Tafsir Surah Al-Baqarah ayat 180-182: Wasiat Yang Wajib

Daftar Isi
Tafsir Surah Al-Baqarah ayat 180-182: Wasiat Yang Wajib

Surah al-Baqarah Ayat 180 – 182:

كُتِبَ عَلَيْكُمْ اِذَا حَضَرَ اَحَدَكُمُ الْمَوْتُ اِنْ تَرَكَ خَيْرًا ۖ ۨالْوَصِيَّةُ لِلْوَالِدَيْنِ وَالْاَقْرَبِيْنَ بِالْمَعْرُوْفِۚ حَقًّا عَلَى الْمُتَّقِيْن ۗ(١٨٠) فَمَنْۢ بَدَّلَهٗ بَعْدَمَا سَمِعَهٗ فَاِنَّمَآ اِثْمُهٗ عَلَى الَّذِيْنَ يُبَدِّلُوْنَهٗ ۗ اِنَّ اللّٰهَ سَمِيْعٌ عَلِيْمٌ ۗ (١٨١) فَمَنْ خَافَ مِنْ مُّوْصٍ جَنَفًا اَوْ اِثْمًا فَاَصْلَحَ بَيْنَهُمْ فَلَآ اِثْمَ عَلَيْهِ ۗ اِنَّ اللّٰهَ غَفُوْرٌ رَّحِيْمٌ ࣖ (١٨٢)

Artinya:

180. Diwajibkan atas kamu, apabila maut hendak menjemput seorang di antara kamu, jika ia meninggalkan harta, berwasiat untuk kedua orang tua dan karib kerabat dengan cara yang baik, (sebagai) kewajiban bagi orang-orang yang bertakwa.

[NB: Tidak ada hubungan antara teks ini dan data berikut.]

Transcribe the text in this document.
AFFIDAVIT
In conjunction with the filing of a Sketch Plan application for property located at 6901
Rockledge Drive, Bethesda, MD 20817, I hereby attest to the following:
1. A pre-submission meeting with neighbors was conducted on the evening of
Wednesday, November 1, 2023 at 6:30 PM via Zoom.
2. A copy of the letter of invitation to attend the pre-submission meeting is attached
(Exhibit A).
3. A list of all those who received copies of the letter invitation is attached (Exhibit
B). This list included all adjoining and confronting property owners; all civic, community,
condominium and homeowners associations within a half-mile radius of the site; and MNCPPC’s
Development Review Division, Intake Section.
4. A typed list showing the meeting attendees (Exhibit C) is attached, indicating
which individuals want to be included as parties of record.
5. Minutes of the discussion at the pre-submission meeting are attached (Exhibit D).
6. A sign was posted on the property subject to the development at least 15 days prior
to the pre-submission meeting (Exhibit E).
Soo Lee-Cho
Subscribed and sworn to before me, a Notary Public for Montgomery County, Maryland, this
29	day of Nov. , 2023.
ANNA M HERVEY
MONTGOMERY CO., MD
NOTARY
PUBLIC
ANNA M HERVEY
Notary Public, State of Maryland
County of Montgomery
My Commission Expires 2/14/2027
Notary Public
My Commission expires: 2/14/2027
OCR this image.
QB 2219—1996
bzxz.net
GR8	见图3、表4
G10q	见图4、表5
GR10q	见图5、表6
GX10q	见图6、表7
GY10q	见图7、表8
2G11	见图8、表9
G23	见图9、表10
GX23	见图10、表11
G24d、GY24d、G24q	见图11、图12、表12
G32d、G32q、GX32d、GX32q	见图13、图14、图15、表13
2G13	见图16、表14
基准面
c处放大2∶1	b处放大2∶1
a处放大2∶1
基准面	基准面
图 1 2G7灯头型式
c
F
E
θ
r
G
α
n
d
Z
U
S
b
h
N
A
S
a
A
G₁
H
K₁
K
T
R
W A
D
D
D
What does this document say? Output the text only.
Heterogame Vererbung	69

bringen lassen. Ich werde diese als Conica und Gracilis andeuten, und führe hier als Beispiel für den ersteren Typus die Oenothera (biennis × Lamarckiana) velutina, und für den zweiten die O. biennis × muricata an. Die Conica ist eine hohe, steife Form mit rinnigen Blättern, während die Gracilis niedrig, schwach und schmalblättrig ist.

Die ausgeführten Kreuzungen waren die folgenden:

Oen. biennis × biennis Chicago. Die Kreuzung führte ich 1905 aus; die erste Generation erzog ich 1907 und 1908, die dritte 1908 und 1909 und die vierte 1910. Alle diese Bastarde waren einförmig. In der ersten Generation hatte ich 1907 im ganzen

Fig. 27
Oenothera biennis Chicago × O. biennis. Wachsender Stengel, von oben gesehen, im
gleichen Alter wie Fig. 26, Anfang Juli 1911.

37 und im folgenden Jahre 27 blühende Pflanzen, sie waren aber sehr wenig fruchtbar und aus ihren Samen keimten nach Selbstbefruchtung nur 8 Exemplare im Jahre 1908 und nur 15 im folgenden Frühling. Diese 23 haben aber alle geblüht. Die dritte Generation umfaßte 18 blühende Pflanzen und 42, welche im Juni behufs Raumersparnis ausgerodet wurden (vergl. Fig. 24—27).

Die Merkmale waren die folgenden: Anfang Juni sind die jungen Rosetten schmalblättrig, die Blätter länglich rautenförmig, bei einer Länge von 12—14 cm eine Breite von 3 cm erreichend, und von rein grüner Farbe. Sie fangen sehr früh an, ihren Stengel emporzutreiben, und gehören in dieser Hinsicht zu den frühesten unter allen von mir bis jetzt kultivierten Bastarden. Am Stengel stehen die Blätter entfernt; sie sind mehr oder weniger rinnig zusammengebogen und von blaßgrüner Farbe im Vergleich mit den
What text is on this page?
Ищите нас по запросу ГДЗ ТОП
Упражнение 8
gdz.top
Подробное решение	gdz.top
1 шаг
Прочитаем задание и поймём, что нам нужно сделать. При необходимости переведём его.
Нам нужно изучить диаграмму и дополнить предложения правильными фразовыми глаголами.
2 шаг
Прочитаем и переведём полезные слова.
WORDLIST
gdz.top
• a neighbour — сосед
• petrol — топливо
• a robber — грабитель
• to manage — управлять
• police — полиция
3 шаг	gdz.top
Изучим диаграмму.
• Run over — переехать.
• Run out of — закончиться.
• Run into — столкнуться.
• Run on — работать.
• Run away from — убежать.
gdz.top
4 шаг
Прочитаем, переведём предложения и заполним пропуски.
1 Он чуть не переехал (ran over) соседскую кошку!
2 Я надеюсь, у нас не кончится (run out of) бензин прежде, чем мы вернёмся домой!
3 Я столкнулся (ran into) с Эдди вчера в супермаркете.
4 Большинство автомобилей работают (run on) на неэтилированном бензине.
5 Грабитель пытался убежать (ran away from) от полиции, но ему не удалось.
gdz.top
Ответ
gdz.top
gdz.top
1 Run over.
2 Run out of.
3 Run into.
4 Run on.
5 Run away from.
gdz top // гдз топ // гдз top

181. Barangsiapa yang mengubahnya. Sungguh Allah Maha Mendengar, Maha Mengetahui. 

182. Tetapi barangsiapa khawatir pemberi wasiat (berlaku berat sebelah atau berbuat salah, lalu dia mendamaikan antara mereka, maka dia tidak berdosa. Sungguh Allah Maha Pengampun, Maha Penyayang. (QS. al-Baqarah: 180-182)

Kosa Kata QS. Al-Baqarah Ayat 180-182 

(كُتِبَ) diwajibkan. (الْمَوْتُ) yakni sebab-sebab atau tanda-tanda kematian, misalnya penyakit yang parah. (خَيْرًا) yakni harta. Kata Mujahid: Di dalam Al-Qur’an semua kata khair bermakna harta.

(الْوَصِيَّةُ) adalah tindakan yang berkenaan dengan harta warisan yang disandarkan kepada setelah kematian. Arti ayat ini: “Maka hendaknya orang yang akan mati mewasiatkan sebagian hartanya kepada kerabatnya”.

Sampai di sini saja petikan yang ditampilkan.